City looks to Ecuador to cut ‘carbon footprint’

Donations would help save tropical forestland, Friday, November 6, 2009.

Solana Beach city officials are seeking to preserve a tropical forest 3,500 miles away, as part of an effort to lessen the city's effect on the environment.

City officials are suggesting that residents and businesses make “carbon offset” donations earmarked for conservation in Ecuador. The money will go through a tax-exempt nonprofit, Del Mar-based Nature & Culture International, in what may be the first such partnership of its kind.

There is no cost to taxpayers, and no one will be required to donate money.

All the money collected will pay for forestland in southern Ecuador. Nature & Culture International will handle the land purchase and ongoing preservation. An Ecuador-based nonprofit will own the land.

The goal is to buy enough forestland to equal the size of the 2,016-acre city, which would cost about $100,000, Solana Beach Councilwoman Lesa Heebner said.

Heebner said she proposed the arrangement early this year to augment local efforts to reduce the city's “carbon footprint,” a term that represents its projected effect on climate change.

“Global warming is a global issue,” Heebner said. “It's not just in our own backyard.”

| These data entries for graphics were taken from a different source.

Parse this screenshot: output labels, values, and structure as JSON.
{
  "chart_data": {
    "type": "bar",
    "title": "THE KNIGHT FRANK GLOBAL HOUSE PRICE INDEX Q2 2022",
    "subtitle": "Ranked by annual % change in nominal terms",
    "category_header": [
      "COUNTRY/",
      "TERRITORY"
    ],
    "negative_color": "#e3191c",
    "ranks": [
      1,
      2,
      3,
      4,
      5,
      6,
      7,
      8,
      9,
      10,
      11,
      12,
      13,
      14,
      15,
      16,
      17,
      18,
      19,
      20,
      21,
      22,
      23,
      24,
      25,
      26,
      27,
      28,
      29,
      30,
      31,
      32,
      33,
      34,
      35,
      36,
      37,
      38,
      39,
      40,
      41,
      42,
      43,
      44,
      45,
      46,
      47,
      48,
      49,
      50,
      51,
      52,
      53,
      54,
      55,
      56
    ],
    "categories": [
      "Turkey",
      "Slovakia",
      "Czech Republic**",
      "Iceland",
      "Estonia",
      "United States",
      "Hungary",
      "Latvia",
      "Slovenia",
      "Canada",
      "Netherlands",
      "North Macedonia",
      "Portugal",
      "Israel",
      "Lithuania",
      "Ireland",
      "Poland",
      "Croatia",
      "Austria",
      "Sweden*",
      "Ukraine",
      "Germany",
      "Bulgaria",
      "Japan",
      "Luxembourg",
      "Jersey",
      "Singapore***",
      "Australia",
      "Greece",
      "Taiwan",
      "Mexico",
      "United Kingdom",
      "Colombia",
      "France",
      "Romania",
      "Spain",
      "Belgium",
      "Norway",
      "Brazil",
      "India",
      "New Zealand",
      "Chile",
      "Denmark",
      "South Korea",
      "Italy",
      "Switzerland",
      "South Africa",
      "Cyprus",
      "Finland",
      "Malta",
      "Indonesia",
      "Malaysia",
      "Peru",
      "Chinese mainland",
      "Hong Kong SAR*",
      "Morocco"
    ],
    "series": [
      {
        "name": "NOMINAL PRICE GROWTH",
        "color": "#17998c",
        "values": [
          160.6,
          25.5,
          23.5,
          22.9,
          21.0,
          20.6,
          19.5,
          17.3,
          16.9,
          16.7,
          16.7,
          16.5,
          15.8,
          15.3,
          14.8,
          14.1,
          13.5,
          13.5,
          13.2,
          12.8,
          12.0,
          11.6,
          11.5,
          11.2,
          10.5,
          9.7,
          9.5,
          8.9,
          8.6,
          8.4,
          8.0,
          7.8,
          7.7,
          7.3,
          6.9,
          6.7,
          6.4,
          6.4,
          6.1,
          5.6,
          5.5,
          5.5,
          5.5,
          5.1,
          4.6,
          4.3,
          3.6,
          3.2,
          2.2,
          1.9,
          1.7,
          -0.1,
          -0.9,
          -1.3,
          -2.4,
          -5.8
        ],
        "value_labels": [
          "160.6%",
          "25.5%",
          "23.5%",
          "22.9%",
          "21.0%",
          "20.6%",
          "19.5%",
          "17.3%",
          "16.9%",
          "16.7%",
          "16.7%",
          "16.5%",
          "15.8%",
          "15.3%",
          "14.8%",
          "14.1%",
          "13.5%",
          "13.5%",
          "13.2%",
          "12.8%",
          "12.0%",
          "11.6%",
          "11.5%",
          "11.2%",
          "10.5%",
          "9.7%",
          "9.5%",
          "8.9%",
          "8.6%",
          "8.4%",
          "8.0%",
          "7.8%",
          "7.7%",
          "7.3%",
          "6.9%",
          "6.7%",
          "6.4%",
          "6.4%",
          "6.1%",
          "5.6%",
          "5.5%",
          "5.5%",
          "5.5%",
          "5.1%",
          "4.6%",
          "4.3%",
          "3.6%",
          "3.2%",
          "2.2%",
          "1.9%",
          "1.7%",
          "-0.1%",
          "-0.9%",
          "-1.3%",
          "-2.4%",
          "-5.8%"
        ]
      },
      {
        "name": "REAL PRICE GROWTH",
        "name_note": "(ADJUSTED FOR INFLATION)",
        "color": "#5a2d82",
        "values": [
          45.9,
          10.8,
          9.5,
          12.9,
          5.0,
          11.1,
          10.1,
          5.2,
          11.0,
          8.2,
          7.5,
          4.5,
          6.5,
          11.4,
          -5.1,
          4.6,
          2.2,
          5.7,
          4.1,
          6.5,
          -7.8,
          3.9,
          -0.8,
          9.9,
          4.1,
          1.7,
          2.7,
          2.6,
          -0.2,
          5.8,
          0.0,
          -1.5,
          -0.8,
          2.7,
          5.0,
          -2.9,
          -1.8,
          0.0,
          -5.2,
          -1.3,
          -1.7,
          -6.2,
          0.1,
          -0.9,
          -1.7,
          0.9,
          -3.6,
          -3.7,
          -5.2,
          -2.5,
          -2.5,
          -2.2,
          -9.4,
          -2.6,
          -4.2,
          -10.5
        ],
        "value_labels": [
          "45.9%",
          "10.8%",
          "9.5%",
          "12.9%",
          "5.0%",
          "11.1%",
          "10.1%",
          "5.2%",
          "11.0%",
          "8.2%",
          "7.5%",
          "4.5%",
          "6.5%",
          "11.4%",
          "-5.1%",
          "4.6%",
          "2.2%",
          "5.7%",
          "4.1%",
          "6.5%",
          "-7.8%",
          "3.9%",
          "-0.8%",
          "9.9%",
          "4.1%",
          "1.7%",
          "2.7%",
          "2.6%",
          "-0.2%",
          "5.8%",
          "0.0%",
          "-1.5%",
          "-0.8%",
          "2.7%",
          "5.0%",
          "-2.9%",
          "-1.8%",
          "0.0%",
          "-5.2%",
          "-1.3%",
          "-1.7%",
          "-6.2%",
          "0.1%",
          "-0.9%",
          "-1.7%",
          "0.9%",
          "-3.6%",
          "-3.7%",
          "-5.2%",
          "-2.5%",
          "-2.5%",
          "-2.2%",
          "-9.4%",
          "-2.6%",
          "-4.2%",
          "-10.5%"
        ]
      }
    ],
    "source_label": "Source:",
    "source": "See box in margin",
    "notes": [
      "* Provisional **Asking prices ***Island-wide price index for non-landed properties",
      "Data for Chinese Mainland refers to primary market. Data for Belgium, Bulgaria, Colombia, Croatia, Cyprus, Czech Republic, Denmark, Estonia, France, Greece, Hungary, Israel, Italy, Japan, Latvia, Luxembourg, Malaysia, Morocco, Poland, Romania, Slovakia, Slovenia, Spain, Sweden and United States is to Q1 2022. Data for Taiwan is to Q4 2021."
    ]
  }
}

The City Council voted unanimously last week to approve a formal agreement that allows the nonprofit to solicit donations using the city's name. Solana Beach will promote the nonprofit through its Web site. Nature & Culture International will list the city as a conservation Partner.

Mike McColm, the nonprofit's international director, said the program is a cost-effective way to help the environment.

“For the price of buying a fraction of a lot on (Highway 101) in Solana Beach, we're going to buy an area the size of Solana Beach of critically important tropical rain forest,” McColm said.

Del Mar resident Ivan Gayler, who founded Nature & Culture International in 1997 and is chairman of its board of directors, said Ecuador is renowned for its biological diversity. For example, it has more than 1,600 species of birds, compared with 600 in the continental United States, he said.

When the City Council first discussed the idea in February, 14 residents wrote to the city expressing support for the partnership. Officials received one letter from a resident who opposed the idea, saying that fundraising for an international cause is “outside the purview of the city.”

Solana Beach officials say the program could one day help the city meet state environmental mandates. A state law known as AB 32 requires cities to reduce their greenhouse-gas emissions to 1990 levels by 2020.

Heebner said the city has approached elected representatives in Sacramento about the possibility of counting the Ecuador program toward the city's carbon-reduction goal.

“There's only so much that a small city like Solana Beach can do. We don't have fleets of cars; we don't have landfills,” Heebner said. “We're hoping that a city the size of ours can do something like this and have it count toward our goals.”

Solana Beach is known for its environmental initiatives. For example, the city collects plastic bags in a partnership with Trex, a manufacturer that uses them in weather-resistant decking. The city also provides incentives for environmentally friendly construction projects by placing them first in line for permit processing.

Nature & Culture International's 2008 budget was $3.4 million, according to its annual report. Its main source of revenue is from foundations; it also receives government funding and donations from individuals, among other sources.

All of its board members are unpaid and receive no money for expenses, according to Internal Revenue Service filings.

Last year, the organization helped establish the Alto Nanay-Pintuyacu-Chambira Regional Conservation Area, which set aside 2.4 million acres of primate habitat in the Peruvian Amazon, according to its 2008 annual report.

The organization has a three-person staff in the United States and employs 90 people in Ecuador, Peru and Mexico. It focuses on the conservation of threatened ecosystems in the dry forests, cloud forests and rain forests of the Latin American tropics.

Former Solana Beach Mayor Doug Sheres is on the board of directors. Sheres said he became involved because “the work that they're doing is remarkable, and unlike anything I've seen anywhere else.”